Et ce sont des justiciables qui en pâtissent, comme c’est le cas ces derniers jours avec plus de trente jours successifs de grève du Sytjust pour exiger légitimement le respect des accords signés depuis 2018 avec le gouvernement. Un mouvement d’humeur qui n’a certes pas été suivi par les membres de la nouvelle formation syndicale de l’Union nationale des travailleurs de la justice(UNTJ), par principe et par raison, mais partagent avec leurs camarades grévistes, les principales préoccupations des travailleurs notamment les paiement des primes qui leur sont dues, la publication des décrets sur les fonds communs des greffes et l’application des mesures relatives à leur carrière, conformément au protocole d’accord signé entre les parties prenantes.
Par ailleurs, ces dysfonctionnements sont corroborés par l’inadéquation de certaines réformes plus basées sur des considérations théoriques, qui s’accommodent mal avec la réalité pratique et sans mesure d’accompagnement.
En atteste la réforme sur l’application du règlement 5 de l’UEMOA, qui exige l’assistance d’un conseil dès les premières heures de l’interpellation. C’est une réforme majeure pour l’amélioration et le respect des droits de la défense. Mais elle bute sans nul doute sur des obstacles qui annihilent l’efficacité de sa mise en œuvre. Parmi ceux-ci, on peut citer l’insuffisance du nombre d’avocats avec des ratios très en deçà des standards internationaux. On note au Sénégal une forte concentration des cabinets d’avocats dans les grandes villes comme Dakar. Par contre dans certaines zones reculées du pays la présence d’un avocat, est un luxe. Dans ces conditions, l’application de la mesure par les OPJ, se résume à une juste formalité pour ne pas courir le risque de voir leurs procès verbaux annulés.

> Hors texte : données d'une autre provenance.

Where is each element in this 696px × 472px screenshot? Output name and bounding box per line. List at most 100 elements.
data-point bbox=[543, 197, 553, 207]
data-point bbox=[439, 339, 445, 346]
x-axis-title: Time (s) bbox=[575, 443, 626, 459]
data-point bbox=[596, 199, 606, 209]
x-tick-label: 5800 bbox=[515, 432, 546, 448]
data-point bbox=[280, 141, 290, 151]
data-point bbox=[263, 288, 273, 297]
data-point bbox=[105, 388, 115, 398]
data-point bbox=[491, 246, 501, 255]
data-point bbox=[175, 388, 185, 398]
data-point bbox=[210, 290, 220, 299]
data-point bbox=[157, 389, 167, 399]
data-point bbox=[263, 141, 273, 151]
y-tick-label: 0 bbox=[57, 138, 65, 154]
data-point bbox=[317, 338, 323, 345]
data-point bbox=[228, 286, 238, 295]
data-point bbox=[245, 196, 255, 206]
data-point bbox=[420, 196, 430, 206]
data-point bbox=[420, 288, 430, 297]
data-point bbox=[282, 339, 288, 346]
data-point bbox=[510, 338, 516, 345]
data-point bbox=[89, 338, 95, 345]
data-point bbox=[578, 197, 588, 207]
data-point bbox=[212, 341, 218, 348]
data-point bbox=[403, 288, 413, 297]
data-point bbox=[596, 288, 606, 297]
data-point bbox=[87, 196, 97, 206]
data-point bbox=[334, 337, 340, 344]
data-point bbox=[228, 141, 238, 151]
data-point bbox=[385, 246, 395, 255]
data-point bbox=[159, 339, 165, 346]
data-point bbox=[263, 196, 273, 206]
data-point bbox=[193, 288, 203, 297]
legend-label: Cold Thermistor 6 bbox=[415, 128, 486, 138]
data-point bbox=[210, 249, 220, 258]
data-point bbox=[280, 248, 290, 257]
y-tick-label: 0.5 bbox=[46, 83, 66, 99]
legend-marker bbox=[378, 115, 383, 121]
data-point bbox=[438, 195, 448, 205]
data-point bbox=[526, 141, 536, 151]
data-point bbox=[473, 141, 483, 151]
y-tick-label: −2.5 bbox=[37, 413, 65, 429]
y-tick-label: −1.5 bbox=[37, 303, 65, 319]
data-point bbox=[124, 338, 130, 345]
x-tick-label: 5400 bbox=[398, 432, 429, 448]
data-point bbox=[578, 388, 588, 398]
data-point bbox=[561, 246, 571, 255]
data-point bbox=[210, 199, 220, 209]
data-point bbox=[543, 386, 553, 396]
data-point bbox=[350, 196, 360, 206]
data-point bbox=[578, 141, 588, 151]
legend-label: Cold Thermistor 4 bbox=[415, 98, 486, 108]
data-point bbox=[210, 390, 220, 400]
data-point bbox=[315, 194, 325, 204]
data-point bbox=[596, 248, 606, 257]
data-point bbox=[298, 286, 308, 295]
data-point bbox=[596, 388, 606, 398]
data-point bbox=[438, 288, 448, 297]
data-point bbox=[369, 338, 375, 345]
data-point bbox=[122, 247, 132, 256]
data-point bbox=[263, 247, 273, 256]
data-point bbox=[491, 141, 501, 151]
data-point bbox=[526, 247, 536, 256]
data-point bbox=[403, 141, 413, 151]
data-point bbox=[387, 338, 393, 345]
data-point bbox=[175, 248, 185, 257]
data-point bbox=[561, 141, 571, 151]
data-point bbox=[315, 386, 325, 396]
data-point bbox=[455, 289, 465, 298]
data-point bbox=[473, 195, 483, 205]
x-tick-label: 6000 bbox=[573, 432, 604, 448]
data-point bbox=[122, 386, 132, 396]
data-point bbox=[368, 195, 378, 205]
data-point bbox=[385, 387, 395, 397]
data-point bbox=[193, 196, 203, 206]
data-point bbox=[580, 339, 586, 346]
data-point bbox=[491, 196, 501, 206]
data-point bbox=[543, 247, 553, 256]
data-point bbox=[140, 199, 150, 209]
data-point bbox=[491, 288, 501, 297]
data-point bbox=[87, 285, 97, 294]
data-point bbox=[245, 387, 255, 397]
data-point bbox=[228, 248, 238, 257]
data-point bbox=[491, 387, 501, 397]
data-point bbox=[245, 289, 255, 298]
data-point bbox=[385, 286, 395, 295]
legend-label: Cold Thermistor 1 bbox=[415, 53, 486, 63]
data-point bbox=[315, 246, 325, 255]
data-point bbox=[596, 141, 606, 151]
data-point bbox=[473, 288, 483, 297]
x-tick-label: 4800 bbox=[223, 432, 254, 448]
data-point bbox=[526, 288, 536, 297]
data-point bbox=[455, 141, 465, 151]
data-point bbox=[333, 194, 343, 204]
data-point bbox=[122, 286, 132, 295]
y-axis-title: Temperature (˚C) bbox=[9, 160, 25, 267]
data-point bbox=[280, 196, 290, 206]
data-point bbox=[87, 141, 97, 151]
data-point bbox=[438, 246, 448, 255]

En définitive, il n’est point exagéré de dire, à la lumière des arguments plus haut développés que Dame justice est bien au banc des accusés avec de lourdes charges pesant sur ses frêles épaules. Pour se défaire de cet étau qui se resserre plus en plus autour d’elle, il faudra qu’elle satisfasse à un certain nombre d’exigences majeures :
-Initier des réformes innovantes de nature à lever les goulots d’étranglement qui empêchent la machine judiciaire de tourner convenablement en rond ;
-Impliquer l’ensemble des acteurs de la justice, sans exception aucune dans une démarche inclusive de recherche de solutions ;
-Améliorer les conditions de travail et de vie de tous les acteurs en prenant en compte la sempiternelle question des revendications de travailleurs de la justice ;
C’est en ce sens, seulement qu’elle pourra recouvrer sa liberté, faire sa mue complète pour espérer exercer la plénitude de sa force au service exclusif du peuple au nom de qui elle est rendue./
Me Malick NDOUR, Greffier au Tribunal d’Instance Hors Classe de Dakar, responsable du bureau de l’état civil et SG, chargé des revendications de l’Union Nationale des Travailleurs de la Justice(UNTJ).